SÃO PAULO, SP (FOLHAPRESS) – Considerada prioridade máxima para o governo Tarcísio de Freitas (Republicanos), a privatização da Sabesp (Companhia de Saneamento do Estado de São Paulo) teve articulação intensa do Palácio dos Bandeirantes, suspense de deputados até a reta final e acusações de promessas de emendas milionárias.
Na avaliação de parlamentares ouvidos pela reportagem, foi o que ajudou a garantir a vitória esmagadora do projeto, aprovado com 62 votos, muito acima das expectativas mais otimistas dos deputados, que duvidaram da força do governador.
“No começo, eu falava que teríamos 60, mas depois baixei a contagem para 55”, diz o deputado Barros Munhoz (PSDB), relator do projeto.
Outros parlamentares estimavam entre 50 e 55 votos, e membros do próprio governo tinham na última semana reduzido as expectativas para 50, apenas 2 a mais que o necessário em caso de plenário cheio. A Alesp tem 94 deputados.
Havia indefinições sobre o voto de membros da base do governo, como a União Brasil, o Podemos e o PSDB, que reclamavam de falta de articulação com a Casa.
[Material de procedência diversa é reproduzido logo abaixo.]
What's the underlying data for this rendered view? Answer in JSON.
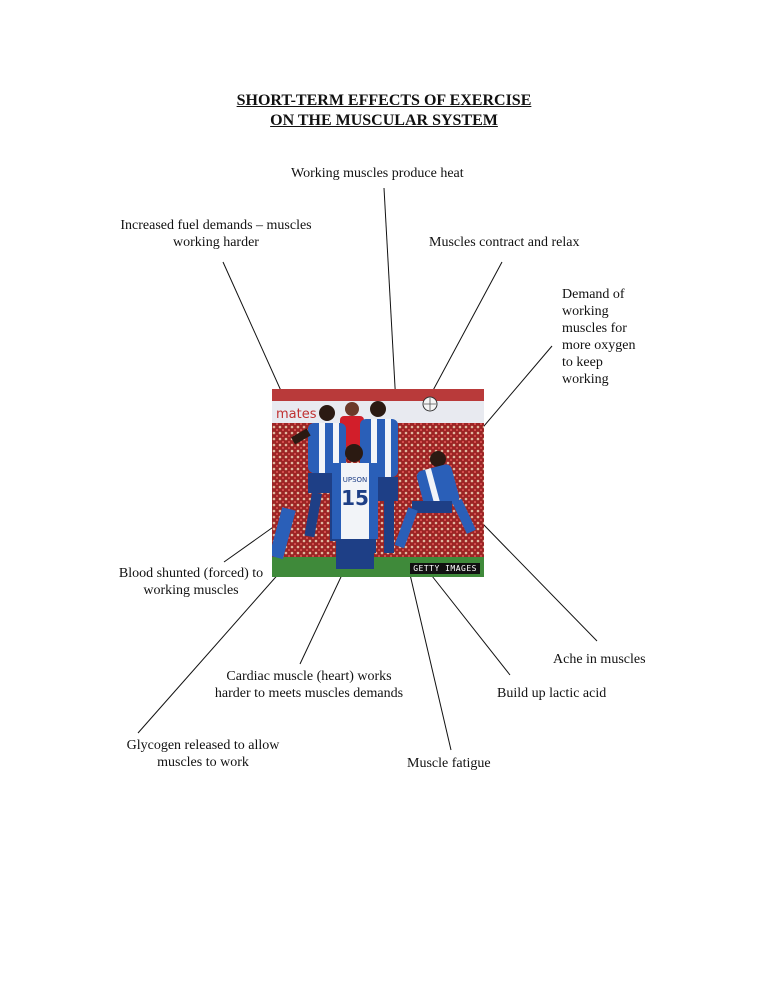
{
  "title": {
    "line1": "SHORT-TERM EFFECTS OF EXERCISE",
    "line2": "ON THE MUSCULAR SYSTEM"
  },
  "labels": {
    "heat": "Working muscles produce heat",
    "fuel_1": "Increased fuel demands – muscles",
    "fuel_2": "working harder",
    "contract": "Muscles contract and relax",
    "oxygen_1": "Demand of",
    "oxygen_2": "working",
    "oxygen_3": "muscles for",
    "oxygen_4": "more oxygen",
    "oxygen_5": "to keep",
    "oxygen_6": "working",
    "blood_1": "Blood shunted (forced) to",
    "blood_2": "working muscles",
    "ache": "Ache in muscles",
    "cardiac_1": "Cardiac muscle (heart) works",
    "cardiac_2": "harder to meets muscles demands",
    "lactic": "Build up lactic acid",
    "glycogen_1": "Glycogen released to allow",
    "glycogen_2": "muscles to work",
    "fatigue": "Muscle fatigue"
  },
  "photo": {
    "watermark": "GETTY IMAGES",
    "shirt_number": "15",
    "shirt_name": "UPSON"
  },
  "colors": {
    "kit_blue": "#2a5fb8",
    "kit_white": "#f2f4f8",
    "crowd_red": "#b52a2a",
    "pitch_green": "#3f8a3a"
  }
}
Rafael Saraiva (União Brasil), por exemplo, afirmou que o governo “está atrasado com seus acordos, inadimplente na relação com o Legislativo”, e não havia decidido sobre a privatização até a véspera, mas ao final decidiu votar com o governo.
“Eu defendo a vida, e precisamos acelerar a universalização do saneamento para salvar vidas, não podemos atrasar um dia”, disse.
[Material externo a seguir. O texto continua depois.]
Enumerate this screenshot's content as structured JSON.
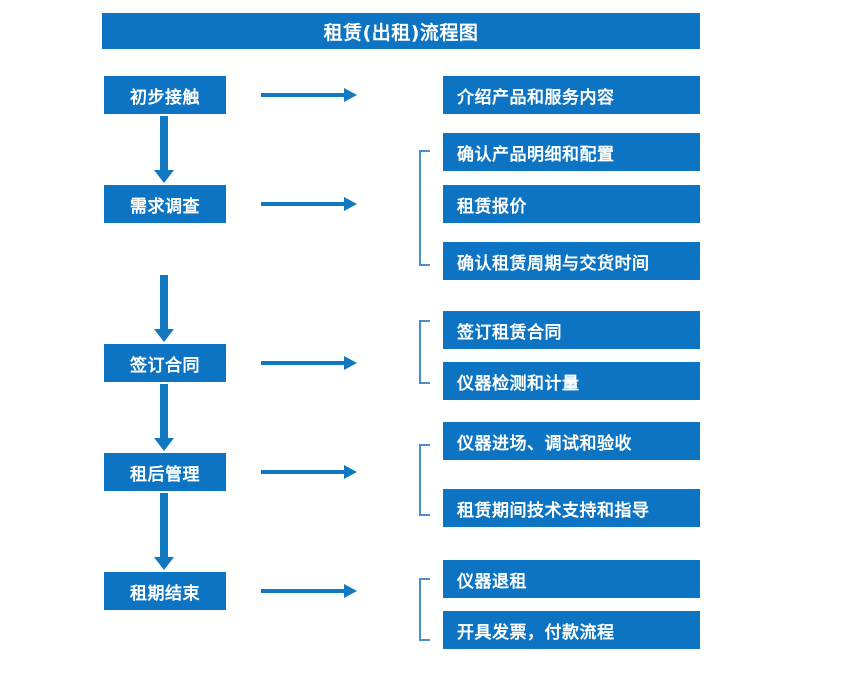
{
  "header": {
    "title": "租赁(出租)流程图"
  },
  "colors": {
    "primary": "#0C74C2",
    "arrow": "#1079BF",
    "bracket": "#4A8FCB",
    "text_on_primary": "#FFFFFF",
    "background": "#FFFFFF"
  },
  "stages": [
    {
      "label": "初步接触",
      "outputs": [
        "介绍产品和服务内容"
      ]
    },
    {
      "label": "需求调查",
      "outputs": [
        "确认产品明细和配置",
        "租赁报价",
        "确认租赁周期与交货时间"
      ]
    },
    {
      "label": "签订合同",
      "outputs": [
        "签订租赁合同",
        "仪器检测和计量"
      ]
    },
    {
      "label": "租后管理",
      "outputs": [
        "仪器进场、调试和验收",
        "租赁期间技术支持和指导"
      ]
    },
    {
      "label": "租期结束",
      "outputs": [
        "仪器退租",
        "开具发票，付款流程"
      ]
    }
  ],
  "icons": {
    "flow_arrow_right": "right-arrow-icon",
    "flow_arrow_down": "down-arrow-icon",
    "group_bracket": "group-bracket-icon"
  }
}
O principal líder da União Brasil em São Paulo é o presidente da Câmara Municipal de São Paulo, o vereador Milton Leite, que tem reclamado em público de falta de discussão sobre a privatização e quer garantias de que a capital se beneficiará com a venda.
Para Munhoz, “num processo de 45 dias, é mais do que normal que haja discussões e indefinições sobre a adesão de deputados”.
“O governador participou ativamente, conversou com pessoas que estavam em dúvida, a secretária Natália Resende [Meio Ambiente] foi extraordinária no processo e a coisa amadureceu.”
Para a oposição, no entanto, o que convenceu mesmo os deputados foi a liberação de verbas. “Mais do que uma questão ideológica, foi uma questão econômica neste caso”, disse Paulo Fiorilo (PT).
Procurado, o secretário da Casa Civil, Arthur Lima, não respondeu.
Parlamentares de esquerda falaram no plenário que houve promessa de R$ 20 milhões em emendas e pagamentos de indicações como moeda de troca para angariar votos pela privatização –os deputados da base negaram.
A liberação de verbas do palácio para os deputados teve um salto expressivo três dias após o governo enviar o projeto, em 17 de outubro, quando a gestão Tarcísio pagou R$ 73,6 milhões em indicações de parlamentares –inclusive da esquerda–, o que representa quase dois terços de toda a verba liberada para indicações neste ano.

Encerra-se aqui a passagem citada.